Melt the butter in a sauté pan over a medium heat, add three sage leaves and when the sage has browned and the butter has been seasoned, add the gnocchetti and sauté. Depending on how much you fry them, the cheese will take on an inviting brown colour. Serve hot with a sprinkle of Parmesan cheese.

How to Season Ricotta Dumplings

As well as butter and sage, you can experiment with a delicate tomato sauce with shallots and basil, or sauté some fresh cherry tomatoes, basil, garlic, and Parmesan. Pesto is certainly a good option, but so is a walnut or pepper cream. In short, you can experiment and create lots of tasty variations.

Preparation Tips

When Ricotta Dumplings, you can omit the thyme and opt for something else such as, basil, finely chopped parsley. I made them with previously chopped nigella seeds, and they were really delicious, as nigella seeds have a flavour reminiscent of thyme and oregano and a hint of cumin. The peculiarity of Ricotta Dumplings, and their softness for this reason, is that I advise you to prepare and cook them the same day, at the most prepare the dough the night before for the next day.
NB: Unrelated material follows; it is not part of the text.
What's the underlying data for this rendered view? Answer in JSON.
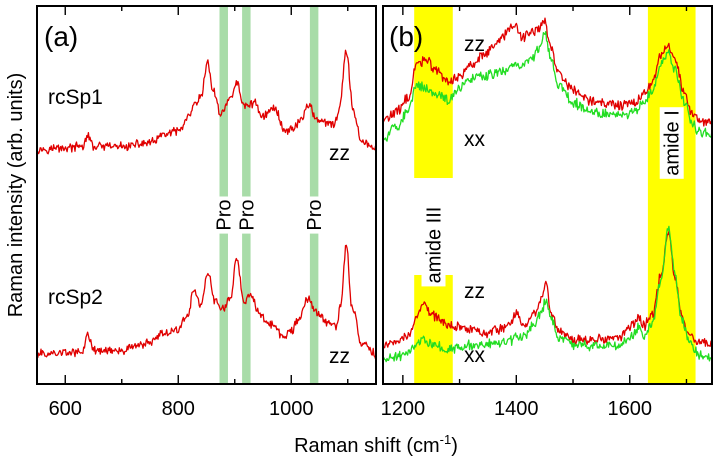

If prepared too far in advance, the flour will absorb the moisture of the dough, making them a bit hard once cooked.

5 from 1 vote

Ricotta Dumplings with Sage and Butter Sauce

Small soft gnocchi made with fresh ricotta cheese flavoured with thyme sautéed with butter and sage.
Porzioni 7 portions
Tempo di Preparazione 15 minutes
Tempo di Cottura 3 minutes
Tempo totale 18 minutes


  • 1 kg of Cow Ricotta Cheese
  • 250 g of All Purpose Flour
  • 1 Egg
  • 150 g of Parmesan Cheese
  • 1 tsp of Thyme
  • to taste Nutmeg
  • to taste Black Pepper
  • to taste Salt
  • 60 g of Butter
  • 3-4 leaf of Sage
  • Parmesan Cheese


  • In a bowl, mix 1 kg of Cow Ricotta Cheese, 250 g of All Purpose Flour, 1 Egg, 150 g of Parmesan Cheese, 1 tsp of Thyme, to taste Nutmeg, to taste Black Pepper, to taste Salt.
  • Place the dough in a pastry bag with a large, smooth nozzle and shape into a salami of at least 20 cm on a lightly floured surface. If you prefer, you can form the salami by hand on a floured surface and continue as above.
  • Heat a saucepan with plenty of hot water. Pour in a tablespoon of oil and when it comes to the boil, add salt and immerse the gnocchi. When they rise to the surface, wait a few minutes and drain.
  • Melt60 g of Butter in a frying pan with3-4 leaf of Sage; when the sage begins to brown, add the gnocchi and fry; when lightly browned, remove from the heat and serve hot with a sprinkle with Parmesan Cheese.
Chef: Taira by R.J.
Calorie: 611kcal
Course: First Course
Cuisine: Italian
Keyword: Cheese, Gnocchi
Difficoltà: Easy


Serving: 253g | Calories: 611kcal (31%) | Carbohydrates: 39g (13%) | Protein: 33g (66%) | Fat: 35.7g (55%) | Sugar: 1g (1%)

Le informazioni nutrizionali mostrate sono una stima fornita da un calcolatore nutrizionale online. Non deve essere considerato un sostituto del consiglio di un nutrizionista professionista.